More than two hours before departure from Gate 4 at the airport in Oakland, California, passengers and employees gathered to take pictures and collect souvenirs from the airline.

The symbolic send-off left other travelers envious.

“Going back to Louisiana and seeing this makes me want to go to Hawai'i,” said Donald Batiste, who stopped to take pictures of the Hawaiian band and hula dancers performing.

Southwest has talked about expanding to Hawai'i for years but finally applied for Extended-range Twin-engine Operational Performance Standards (ETOPS) certification from the FAA in January 2018. ETOPS allows for "extended operations" over open ocean, something Southwest Airlines has not previously needed.

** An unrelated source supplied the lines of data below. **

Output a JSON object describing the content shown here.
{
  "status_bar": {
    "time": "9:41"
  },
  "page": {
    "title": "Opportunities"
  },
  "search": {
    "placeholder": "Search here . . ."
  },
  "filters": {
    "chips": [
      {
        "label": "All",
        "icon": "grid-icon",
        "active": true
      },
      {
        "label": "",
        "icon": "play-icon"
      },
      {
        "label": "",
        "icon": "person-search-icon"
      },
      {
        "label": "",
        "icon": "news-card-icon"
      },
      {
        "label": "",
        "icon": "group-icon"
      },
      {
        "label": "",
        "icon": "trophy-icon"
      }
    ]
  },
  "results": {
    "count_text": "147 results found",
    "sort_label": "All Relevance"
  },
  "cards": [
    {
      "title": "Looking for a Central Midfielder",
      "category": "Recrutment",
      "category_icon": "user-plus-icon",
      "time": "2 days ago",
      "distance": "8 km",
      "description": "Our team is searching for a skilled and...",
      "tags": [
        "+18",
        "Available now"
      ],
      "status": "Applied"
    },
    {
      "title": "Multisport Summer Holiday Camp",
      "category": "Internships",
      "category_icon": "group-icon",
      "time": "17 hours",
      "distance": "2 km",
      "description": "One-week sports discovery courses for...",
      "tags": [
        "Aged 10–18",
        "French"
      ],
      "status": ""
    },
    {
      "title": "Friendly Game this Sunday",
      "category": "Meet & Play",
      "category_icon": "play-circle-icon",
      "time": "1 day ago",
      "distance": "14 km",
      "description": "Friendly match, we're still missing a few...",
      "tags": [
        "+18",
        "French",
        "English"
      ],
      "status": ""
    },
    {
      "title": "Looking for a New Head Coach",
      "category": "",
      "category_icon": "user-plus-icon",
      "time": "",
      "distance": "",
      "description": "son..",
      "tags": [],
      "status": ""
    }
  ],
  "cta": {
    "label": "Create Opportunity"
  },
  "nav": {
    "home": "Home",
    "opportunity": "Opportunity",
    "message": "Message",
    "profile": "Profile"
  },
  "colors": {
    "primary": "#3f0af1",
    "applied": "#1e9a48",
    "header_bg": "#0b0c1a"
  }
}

Flight 6808 was operated on a Boeing 737-800, one of about a half-dozen Southwest aircraft that are ETOPS certified with extra life rafts and additional communication devices.

This first flight carrying passengers left from Oakland, where Southwest will begin four daily departures to Hawai'i. Those flights put Southwest in direct competition here with Alaska Airlines which operates the same route.

Two daily flights to Honolulu will also soon begin from nearby San Jose.

Sacramento and San Diego will launch flights to Hawai'i later this year, the airline said.

Flight attendants served a complimentary package of Wheat Thins, cheese spread, pretzels and fruit gummy snacks along with Kona Lager and spiced rum.

Aboard Southwest Airlines inaugural flight to Hawaii on Sunday, March 17, 2019
Taylor Lumsden

It’s different from what competitors offer, Southwest said.

“They certainly have food on board, but it’s for sale. Ours is complimentary and that’s what we stand behind and we’re really proud of,” said Sonya Lacore, Southwest Airlines' vice president of in-flight operations.

Southwest is known for its cult-like following, but there are few loyalists like the Klan family from Erie, Pennsylvania.

Tim, Holly and Mark Klan have flown on the first flights to 28 other Southwest destinations over the last decade. Honolulu is their 29th inaugural flight on Southwest.

“We have five more Hawai'i flights booked for Southwest in the next two months so we have to kind of pace ourselves. We can’t spend a whole week there. We’ll spend a day five times,” said Tim Klan.

In true Southwest style, hula dancers performed in the center aisle of the aircraft during the five and a half hour flight.

Surprisingly, Hawai'i is not the longest flight for Southwest Airlines.

Oakland to Newark still holds the record at 2,555 nautical miles.

The Oakland to Honolulu flight is the sixth longest now in Southwest’s system at 2,408 nautical miles.

“This is not a route that folks living in North Texans are necessarily going to jump on. There are a lot of non-stop options for you to get to Hawai'i. However, this is something if you are loyal to Southwest and you’ve got a lot of Rapid Rewards points, this is a great way to get there,” explained Scott Mayerowitz, The Points Guy.

Rapid Rewards, Southwest’s frequent flyer program, just got a lot more attractive for passengers.

The airline hopes having Hawai'i as a destination will attract more of the lucrative business customers, giving them somewhere else to redeem their frequent flyer points.

WFAA, the only television station on this first flight, purchased tickets for its reporter and photographer.